Diagnostic Advances
Copyright ©The Author(s) 2015.
World J Radiol. Sep 28, 2015; 7(9): 220-235
Published online Sep 28, 2015. doi: 10.4329/wjr.v7.i9.220
Figure 3
Figure 3 Ampullary neuroendocrine tumor. A 49-year-old female with 1.2 cm neuroendocrine neoplasm of the ampulla, metastatic to the liver. The tumor was incidentally found due to dilated biliary and pancreatic ducts on a renal protocol computed tomography (CT). The patient underwent classic pancreaticoduodenectomy and liver wedge resection, confirming a low grade (G1) 1.2 cm neuroendocrine neoplasm of the ampulla with invasion of the pancreas and peripancreatic tissues. 1 of 19 lymph nodes was involved and lymphovascular invasion was present. This case demonstrates the typical imaging appearance of a hypervascular intramural primary carcinoid, with additional specific imaging features of a periampullary mass. The case also illustrates important aspects of 3D postprocessing.

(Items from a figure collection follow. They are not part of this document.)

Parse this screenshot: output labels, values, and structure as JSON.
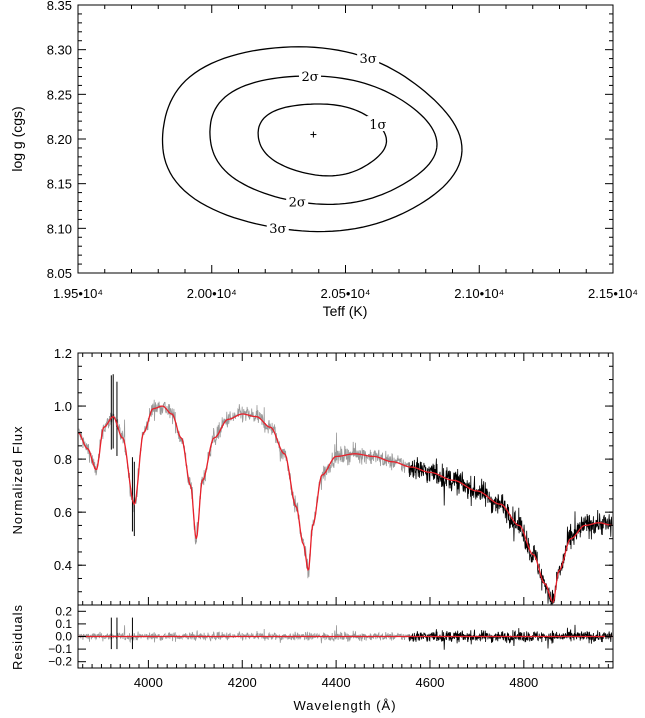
{
  "chart_data": [
    {
      "type": "contour",
      "xlabel": "Teff (K)",
      "ylabel": "log g (cgs)",
      "xlim": [
        19500,
        21500
      ],
      "ylim": [
        8.05,
        8.35
      ],
      "x_tick_labels": [
        "1.95•10⁴",
        "2.00•10⁴",
        "2.05•10⁴",
        "2.10•10⁴",
        "2.15•10⁴"
      ],
      "x_ticks": [
        19500,
        20000,
        20500,
        21000,
        21500
      ],
      "y_ticks": [
        8.05,
        8.1,
        8.15,
        8.2,
        8.25,
        8.3,
        8.35
      ],
      "y_tick_labels": [
        "8.05",
        "8.10",
        "8.15",
        "8.20",
        "8.25",
        "8.30",
        "8.35"
      ],
      "best_fit": {
        "teff": 20380,
        "logg": 8.205
      },
      "contours": [
        {
          "label": "1σ",
          "teff_range": [
            20170,
            20650
          ],
          "logg_range": [
            8.16,
            8.24
          ]
        },
        {
          "label": "2σ",
          "teff_range": [
            19980,
            20830
          ],
          "logg_range": [
            8.128,
            8.271
          ]
        },
        {
          "label": "3σ",
          "teff_range": [
            19800,
            20920
          ],
          "logg_range": [
            8.096,
            8.302
          ]
        }
      ]
    },
    {
      "type": "line",
      "ylabel": "Normalized Flux",
      "xlim": [
        3850,
        4990
      ],
      "ylim": [
        0.25,
        1.2
      ],
      "x_ticks": [
        4000,
        4200,
        4400,
        4600,
        4800
      ],
      "y_ticks": [
        0.4,
        0.6,
        0.8,
        1.0,
        1.2
      ],
      "y_tick_labels": [
        "0.4",
        "0.6",
        "0.8",
        "1.0",
        "1.2"
      ],
      "data_split_wavelength": 4555,
      "series": [
        {
          "color": "#999999",
          "role": "observed spectrum (blue arm)"
        },
        {
          "color": "#000000",
          "role": "observed spectrum (red arm)"
        },
        {
          "color": "#e8202a",
          "role": "model fit"
        }
      ],
      "model_points": {
        "x": [
          3850,
          3870,
          3889,
          3905,
          3925,
          3945,
          3970,
          3990,
          4010,
          4030,
          4050,
          4070,
          4090,
          4102,
          4115,
          4140,
          4170,
          4200,
          4230,
          4260,
          4290,
          4315,
          4330,
          4341,
          4350,
          4370,
          4400,
          4440,
          4480,
          4520,
          4560,
          4600,
          4650,
          4700,
          4750,
          4790,
          4820,
          4845,
          4862,
          4875,
          4900,
          4930,
          4960,
          4990
        ],
        "y": [
          0.9,
          0.84,
          0.76,
          0.92,
          0.96,
          0.88,
          0.63,
          0.9,
          0.99,
          1.0,
          0.97,
          0.88,
          0.7,
          0.5,
          0.72,
          0.88,
          0.95,
          0.97,
          0.96,
          0.92,
          0.82,
          0.62,
          0.48,
          0.38,
          0.55,
          0.74,
          0.81,
          0.82,
          0.81,
          0.79,
          0.77,
          0.75,
          0.72,
          0.68,
          0.63,
          0.55,
          0.44,
          0.33,
          0.26,
          0.38,
          0.5,
          0.55,
          0.56,
          0.55
        ]
      }
    },
    {
      "type": "line",
      "xlabel": "Wavelength (Å)",
      "ylabel": "Residuals",
      "xlim": [
        3850,
        4990
      ],
      "ylim": [
        -0.25,
        0.25
      ],
      "x_ticks": [
        4000,
        4200,
        4400,
        4600,
        4800
      ],
      "x_tick_labels": [
        "4000",
        "4200",
        "4400",
        "4600",
        "4800"
      ],
      "y_ticks": [
        -0.2,
        -0.1,
        0.0,
        0.1,
        0.2
      ],
      "y_tick_labels": [
        "−0.2",
        "−0.1",
        "0.0",
        "0.1",
        "0.2"
      ],
      "zero_line_color": "#e8202a"
    }
  ]
}
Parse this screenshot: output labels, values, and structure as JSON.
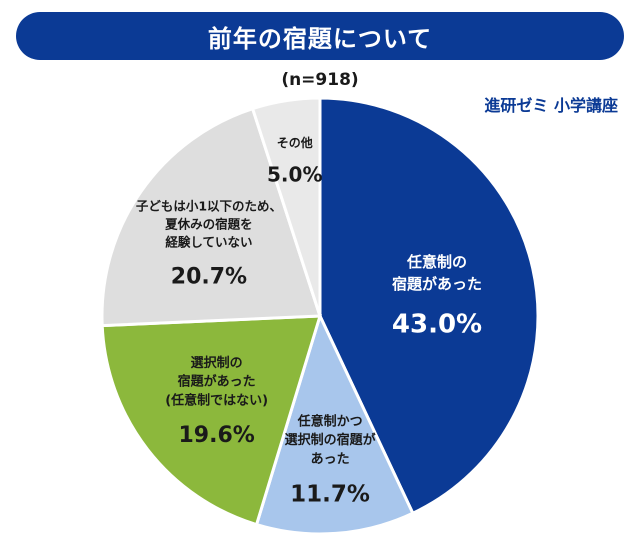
{
  "title": "前年の宿題について",
  "sample_size": "(n=918)",
  "brand": "進研ゼミ 小学講座",
  "chart_data": {
    "type": "pie",
    "start_angle_deg": 0,
    "direction": "clockwise",
    "slices": [
      {
        "label_lines": [
          "任意制の",
          "宿題があった"
        ],
        "value": 43.0,
        "value_text": "43.0%",
        "color": "#0b3a95",
        "text_color": "#ffffff"
      },
      {
        "label_lines": [
          "任意制かつ",
          "選択制の宿題が",
          "あった"
        ],
        "value": 11.7,
        "value_text": "11.7%",
        "color": "#a8c6ec",
        "text_color": "#1a1a1a"
      },
      {
        "label_lines": [
          "選択制の",
          "宿題があった",
          "(任意制ではない)"
        ],
        "value": 19.6,
        "value_text": "19.6%",
        "color": "#8cb83c",
        "text_color": "#1a1a1a"
      },
      {
        "label_lines": [
          "子どもは小1以下のため、",
          "夏休みの宿題を",
          "経験していない"
        ],
        "value": 20.7,
        "value_text": "20.7%",
        "color": "#dedede",
        "text_color": "#1a1a1a"
      },
      {
        "label_lines": [
          "その他"
        ],
        "value": 5.0,
        "value_text": "5.0%",
        "color": "#e9e9e9",
        "text_color": "#1a1a1a"
      }
    ]
  }
}
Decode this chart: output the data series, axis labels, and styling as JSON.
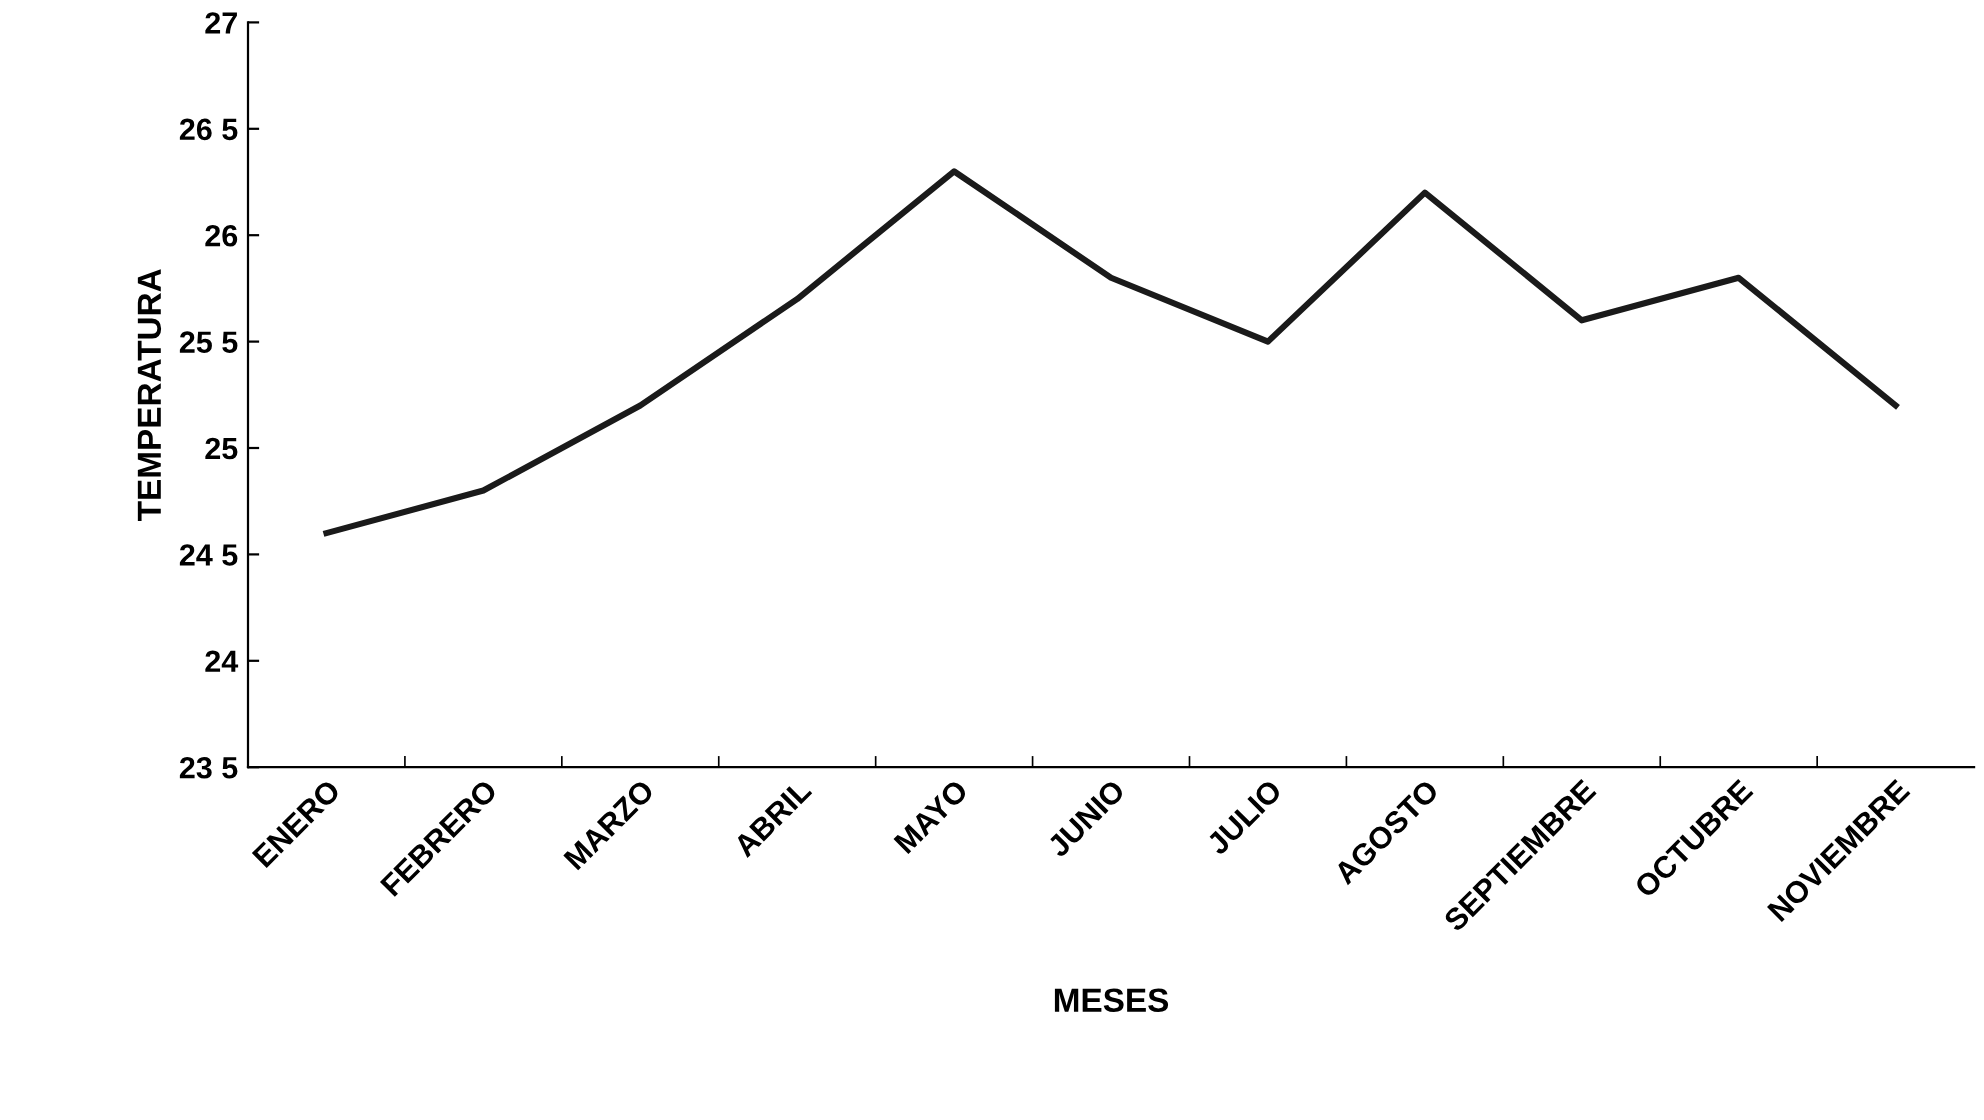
{
  "chart_data": {
    "type": "line",
    "xlabel": "MESES",
    "ylabel": "TEMPERATURA",
    "categories": [
      "ENERO",
      "FEBRERO",
      "MARZO",
      "ABRIL",
      "MAYO",
      "JUNIO",
      "JULIO",
      "AGOSTO",
      "SEPTIEMBRE",
      "OCTUBRE",
      "NOVIEMBRE"
    ],
    "series": [
      {
        "color": "#1a1a1a",
        "values": [
          24.6,
          24.8,
          25.2,
          25.7,
          26.3,
          25.8,
          25.5,
          26.2,
          25.6,
          25.8,
          25.2
        ]
      }
    ],
    "ylim": [
      23.5,
      27
    ],
    "yticks": [
      {
        "value": 23.5,
        "label": "23 5"
      },
      24,
      {
        "value": 24.5,
        "label": "24 5"
      },
      25,
      {
        "value": 25.5,
        "label": "25 5"
      },
      26,
      {
        "value": 26.5,
        "label": "26 5"
      },
      27
    ],
    "grid": false,
    "marker": "none",
    "line_style": "solid"
  }
}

Axial arterial phase (A) and venous phase (B) CT angiography (CTA) images of the 2nd portion of the duodenum show a hypervascular mass in the ampulla (arrowheads). C: Coronal arterial phase image shows the hypervascular mass extending outside the duodenal wall, with adjacent hypervascular peripancreatic lymph nodes (arrowhead). Intrahepatic biliary ductal dilation is noted (arrow); D: Pancreatic ductal dilation results from the obstructing ampullary mass (arrowhead); E, F: Thick slab MPR (E) and VRT (F) images better depict the spatial relationships: The ampullary mass (blue arrowheads) causes moderate extrahepatic and intrahepatic biliary ductal dilation (arrowheads). Peripancreatic hypervascular lymph node metastases (arrows) are present. Note the advantage of MPR and VRT over axial slices in making the mass much more apparent. VRT: Volume rendered technique; MPR: Multiplanar reconstructions; 3D: Three-dimensional.